Moody Analytics’ chief economist Mark Zandi famous that whereas it’s troublesome to understand a whole evaluation of dangers within the sector given its opacity, the fast progress in AI-related borrowing, mounting leverage and a scarcity of transparency are appreciable “yellow flags.”
“There’ll absolutely be important credit score issues, and whereas the non-public credit score trade might be presently capable of take up any losses fairly effectively, this is probably not the case a yr from now if the present credit score progress continues.”
Apollo, Blue Owl, TPG and BlakRock didn’t instantly reply to CNBC’s queries, whereas KKR declined to remark.

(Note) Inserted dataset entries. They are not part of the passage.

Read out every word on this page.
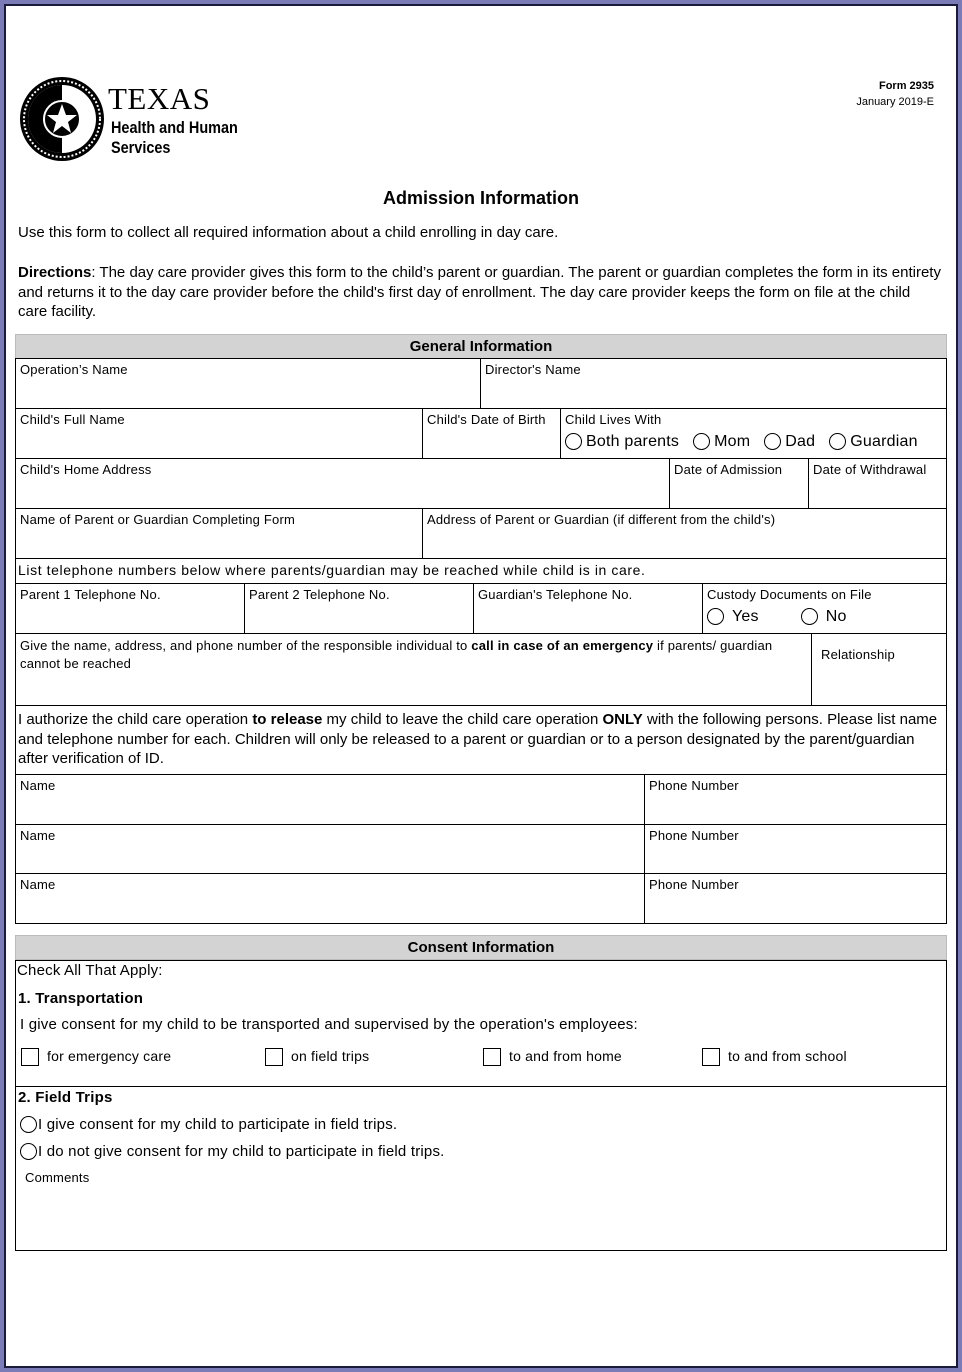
TEXAS
Health and Human
Services
Form 2935
January 2019-E
Admission Information
Use this form to collect all required information about a child enrolling in day care.
Directions: The day care provider gives this form to the child’s parent or guardian. The parent or guardian completes the form in its entirety and returns it to the day care provider before the child's first day of enrollment. The day care provider keeps the form on file at the child care facility.
General Information
Operation’s Name	Director's Name
Child's Full Name	Child's Date of Birth	Child Lives With
Both parents Mom Dad Guardian
Child's Home Address	Date of Admission	Date of Withdrawal
Name of Parent or Guardian Completing Form	Address of Parent or Guardian (if different from the child's)
List telephone numbers below where parents/guardian may be reached while child is in care.
Parent 1 Telephone No.	Parent 2 Telephone No.	Guardian's Telephone No.	Custody Documents on File
Yes	No
Give the name, address, and phone number of the responsible individual to call in case of an emergency if parents/ guardian cannot be reached
Relationship
I authorize the child care operation to release my child to leave the child care operation ONLY with the following persons. Please list name and telephone number for each. Children will only be released to a parent or guardian or to a person designated by the parent/guardian after verification of ID.
Name	Phone Number
Name	Phone Number
Name	Phone Number
Consent Information
Check All That Apply:
1. Transportation
I give consent for my child to be transported and supervised by the operation's employees:
for emergency care	on field trips	to and from home	to and from school
2. Field Trips
I give consent for my child to participate in field trips.
I do not give consent for my child to participate in field trips.
Comments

Ares Administration CEO Michael Arougheti stated the agency’s publicity to software program was restricted, with software program loans making up about 6% of its complete property and fewer than 9% of personal credit score AUM.
He added that Ares primarily lends to worthwhile software program companies with sturdy money move and retains borrowing ranges low, which has helped hold drawback loans near zero.